Russian gas giant Gazprom will pay the Kremlin an £8.6bn dividend after posting record profits after a jump in gas prices triggered by the Russian invasion of Ukraine.
Shares in the company jumped 20 percent on Wednesday after Gazprom said it made a profit of 2.5 trillion rubles (£35.8 billion) in the first half of 2022 compared with a year earlier.
Gazprom’s board recommended a dividend payment to the Russian government, which owns 49.3 percent of the company’s shares, after confirming that its payout base had reached 2.4 trillion rubles.
Famil Sadygov, deputy CEO of Gazprom, said the company achieved record revenues “despite the pressure of sanctions and an unfavorable external environment”.
Gazprom’s exports to Europe have been hit by sanctions, but a jump in wholesale gas prices has helped the company achieve record revenues and profits. The company will now hold a shareholders’ meeting on September 30 to approve the interim dividend.
This was noted by analysts at Capital Economics Putin could reduce gas exports to Europe by 20 percent for up to three years and completely block supply for a year without hurting the Russian economy due to spiraling prices.
Gazprom announced on Wednesday that it has temporarily suspended the flow to Europe through the Nord Stream 1 gas pipeline until September 1 due to maintenance work.
The group has also blocked gas supplies to French group Engie since Thursday after it said it had not received full payment for gas supplied to the energy company in July. French Energy Minister Agnès Pannier-Runacher said the move showed Russia was “using gas as a weapon of war”.
Engie has cut Russian gas deliveries from about 17 percent of annual supplies to about 4 percent as Western countries switch to importing liquefied natural gas through terminals in Britain, the Netherlands and Belgium.

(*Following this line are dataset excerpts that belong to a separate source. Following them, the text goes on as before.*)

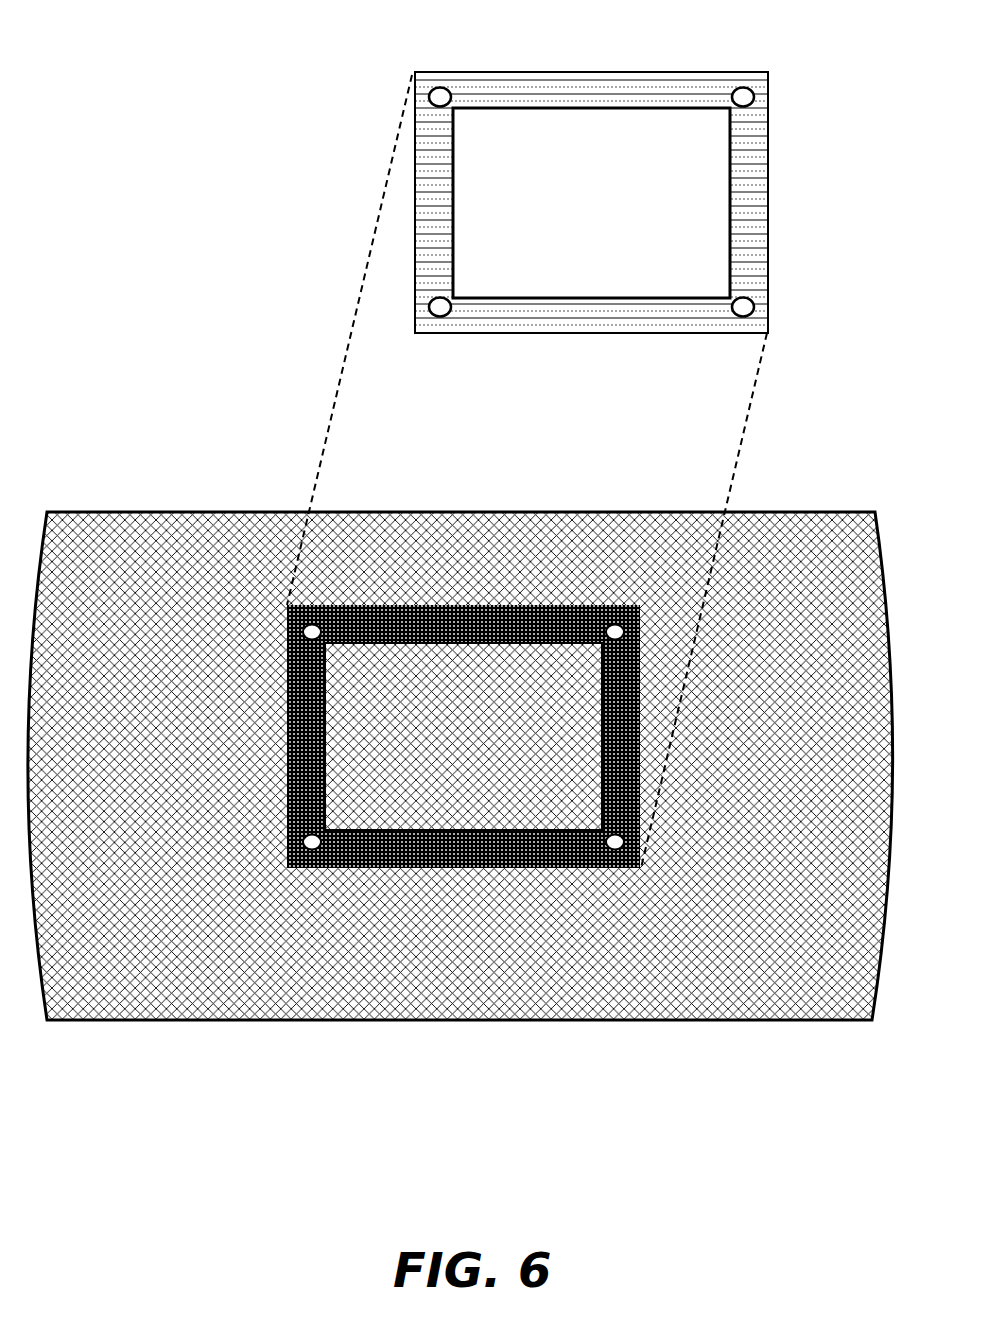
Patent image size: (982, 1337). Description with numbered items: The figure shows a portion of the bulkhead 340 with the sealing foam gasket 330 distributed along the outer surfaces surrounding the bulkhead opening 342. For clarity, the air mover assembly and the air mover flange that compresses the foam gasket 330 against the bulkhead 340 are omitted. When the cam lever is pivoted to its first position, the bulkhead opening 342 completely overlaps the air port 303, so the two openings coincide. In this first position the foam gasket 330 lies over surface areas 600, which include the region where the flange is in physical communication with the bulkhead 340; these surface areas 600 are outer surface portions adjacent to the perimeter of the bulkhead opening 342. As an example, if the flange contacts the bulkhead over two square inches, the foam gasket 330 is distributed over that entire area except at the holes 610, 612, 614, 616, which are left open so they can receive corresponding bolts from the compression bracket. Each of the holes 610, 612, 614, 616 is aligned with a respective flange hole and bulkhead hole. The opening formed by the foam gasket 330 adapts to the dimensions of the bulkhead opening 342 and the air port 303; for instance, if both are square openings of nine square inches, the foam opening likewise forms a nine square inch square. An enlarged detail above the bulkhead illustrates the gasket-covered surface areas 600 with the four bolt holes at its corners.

The surface areas 600 is at (505, 72).
The bulkhead 340 is at (156, 512).
The sealing foam gasket 330 is at (312, 755).
The air port 303 is at (463, 736).
The bulkhead opening 342 is at (437, 643).
The hole 610 is at (300, 626).
The hole 612 is at (605, 626).
The hole 614 is at (303, 850).
The hole 616 is at (606, 850).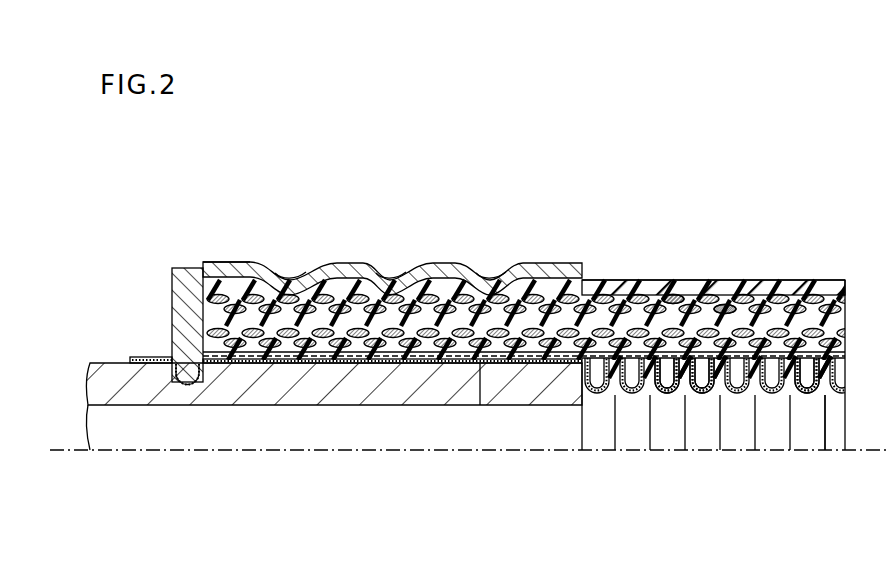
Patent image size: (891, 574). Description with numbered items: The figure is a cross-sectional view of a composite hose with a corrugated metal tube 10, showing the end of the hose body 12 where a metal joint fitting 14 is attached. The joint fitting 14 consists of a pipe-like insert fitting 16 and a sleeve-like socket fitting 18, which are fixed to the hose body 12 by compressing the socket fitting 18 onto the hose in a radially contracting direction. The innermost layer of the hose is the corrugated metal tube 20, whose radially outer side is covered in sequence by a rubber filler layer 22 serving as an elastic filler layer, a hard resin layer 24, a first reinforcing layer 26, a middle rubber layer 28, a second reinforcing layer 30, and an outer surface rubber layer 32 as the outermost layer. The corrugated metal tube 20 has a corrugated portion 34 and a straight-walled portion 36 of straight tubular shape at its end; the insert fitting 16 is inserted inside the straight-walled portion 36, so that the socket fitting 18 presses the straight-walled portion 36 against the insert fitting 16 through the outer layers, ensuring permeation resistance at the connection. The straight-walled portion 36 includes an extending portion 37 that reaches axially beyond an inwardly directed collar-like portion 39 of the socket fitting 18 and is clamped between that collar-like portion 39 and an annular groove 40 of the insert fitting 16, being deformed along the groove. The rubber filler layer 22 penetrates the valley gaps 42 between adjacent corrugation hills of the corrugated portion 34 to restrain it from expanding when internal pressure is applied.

The composite hose with a corrugated metal tube 10 is at (652, 186).
The hose body 12 is at (840, 279).
The metal joint fitting 14 is at (340, 260).
The insert fitting 16 is at (299, 385).
The socket fitting 18 is at (261, 265).
The corrugated metal tube 20 is at (697, 415).
The rubber filler layer 22 is at (793, 392).
The hard resin layer 24 is at (822, 382).
The first reinforcing layer 26 is at (791, 290).
The middle rubber layer 28 is at (757, 327).
The second reinforcing layer 30 is at (696, 297).
The outer surface rubber layer 32 is at (645, 287).
The corrugated portion 34 is at (667, 396).
The straight-walled portion 36 is at (481, 405).
The extending portion 37 is at (143, 357).
The inwardly directed collar-like portion 39 is at (180, 328).
The annular groove 40 is at (196, 378).
The valley gaps 42 is at (704, 397).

Rising petrol prices and higher oil exports could boost Russia’s energy export revenue by 38 percent to $337.5 billion (£289.6 billion) this year, according to documents seen by Reuters.
Great Britain recently reported on this it did not import energy from Russia first recorded after collapse of trade due to invasion.
The Office for National Statistics said imports from Russia fell by 97 per cent to just £33m in June due to the imposition of sanctions. In the year before the war, the UK imported an average of 499 million pounds of Russian fuel, which has since been replaced by imports from Saudi Arabia, Kuwait, the Netherlands and Belgium.